Há quase 2 anos venho acompanhando fotograficamente Ivanil Ferreira, o Careca. Ele tem 52 anos e mora na rua há 26 anos.
Sua “residência” fixa atual é no Jardim de Alah, Ipanema, bairro nobre do Rio de Janeiro. Ele dorme, de forma sempre improvisada, ao lado do burro-sem-rabo (carroça), seu veículo de trabalho. Tem um cobertor e um travesseiro, duas malas e uma caixa de ferramenta, um plástico preto para chuva e cópia de seus documentos, algumas poucas roupas e um chinelo.
Sua “casa”, assim chamo o local onde ele mora, é mutante, pois dependendo do material reciclável que ele recolhe nas ruas, muda de forma diariamente. Nada fica ali por mais de alguns poucos dias. O apego é nulo.
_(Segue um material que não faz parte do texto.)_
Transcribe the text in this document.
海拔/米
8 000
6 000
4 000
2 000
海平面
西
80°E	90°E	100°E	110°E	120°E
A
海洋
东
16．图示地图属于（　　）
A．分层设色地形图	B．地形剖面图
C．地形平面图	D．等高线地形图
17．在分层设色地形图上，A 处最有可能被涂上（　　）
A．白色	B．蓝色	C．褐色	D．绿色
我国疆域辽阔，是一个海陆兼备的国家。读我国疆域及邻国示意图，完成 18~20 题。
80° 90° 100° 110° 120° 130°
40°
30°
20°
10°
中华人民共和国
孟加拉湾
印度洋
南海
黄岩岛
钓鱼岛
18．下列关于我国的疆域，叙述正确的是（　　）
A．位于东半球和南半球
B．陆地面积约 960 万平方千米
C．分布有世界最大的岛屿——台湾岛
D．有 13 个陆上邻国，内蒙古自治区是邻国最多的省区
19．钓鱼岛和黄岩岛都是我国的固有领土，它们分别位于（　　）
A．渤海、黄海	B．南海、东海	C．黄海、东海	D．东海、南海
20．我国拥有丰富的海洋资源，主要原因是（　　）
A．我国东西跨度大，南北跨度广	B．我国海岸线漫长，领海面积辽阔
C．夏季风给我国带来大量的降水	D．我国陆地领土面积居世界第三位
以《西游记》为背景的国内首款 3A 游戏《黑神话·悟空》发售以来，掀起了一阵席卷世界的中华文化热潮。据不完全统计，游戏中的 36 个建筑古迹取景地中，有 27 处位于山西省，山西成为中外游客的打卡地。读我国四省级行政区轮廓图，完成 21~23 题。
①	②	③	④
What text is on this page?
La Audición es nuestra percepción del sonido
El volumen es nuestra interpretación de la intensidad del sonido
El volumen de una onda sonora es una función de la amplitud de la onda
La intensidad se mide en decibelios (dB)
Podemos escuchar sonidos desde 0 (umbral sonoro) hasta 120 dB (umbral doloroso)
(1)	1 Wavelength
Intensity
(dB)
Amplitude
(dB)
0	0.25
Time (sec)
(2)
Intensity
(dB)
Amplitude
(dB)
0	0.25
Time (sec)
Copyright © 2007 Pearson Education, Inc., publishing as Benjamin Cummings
As coisas têm um valor monetário, sua subsistência.
Durante a semana, pessoas vêm de longe comprar dele e de outros catadores de recicláveis, o alumínio, papelão, ferro, cobre, plástico, vidro e diversos outros tipos de material. Pessoas do bairro – moradores e comerciantes – também o procuram para retirada de entulho de obras, descarte de instalações hidráulicas, de sistemas de ar condicionado, móveis, utensílios, livros, roupa, etc. Tudo é passível de reciclagem.
Quando o conheci fiz algumas perguntas e uma delas, foi: qual é o seu sonho, Careca? Sua resposta permeou todo a minha captura das imagens do projeto. Sabendo que seu sonho era ter uma casa, passei a olhar seu local de moradia como uma casa possível. Passei também a me questionar sobre o que era essa casa dos sonhos do Careca, como eu a enxergava? Como ele a enxergava?
Ainda sem respostas, resolvi perguntar a pessoas de meu convívio o que achavam que seria a Casa do Careca. Como a enxergavam do ponto de vista de um morador de rua há tanto tempo. Como seria esse espaço para alguém cujas referências de casa ficaram num passado tão distante. Ele não tem mais nenhum contato a indagação sobre o que seria a Casa do Careca, surgida no início do projeto, resolvi buscar respostas entre as pessoas cujas casas são sólidas, permanentes, cheias de lembranças, objetos pessoais e cama para dormir um sono cheio de sonhos.
A essas pessoas fiz um pedido: que desenhassem a Casa do Careca. Sem censura, sem medo, sem resistências, que apenas expressassem numa folha de papel, o que seria esta casa dos sonhos dele. A partir de uma foto que ofereço, peço apenas liberdade de expressão.
As pessoas convidadas são de diferentes gêneros, idades, cor e classe social. Quando todo esse material estiver disponível, eu me sentarei com o Careca, que também terá sua chance de desenhar sua casa, para tocarmos bem concretamente num sonho a ser realizado.
O que teremos então? Só no final saberemos. A Casa do Careca está em construção.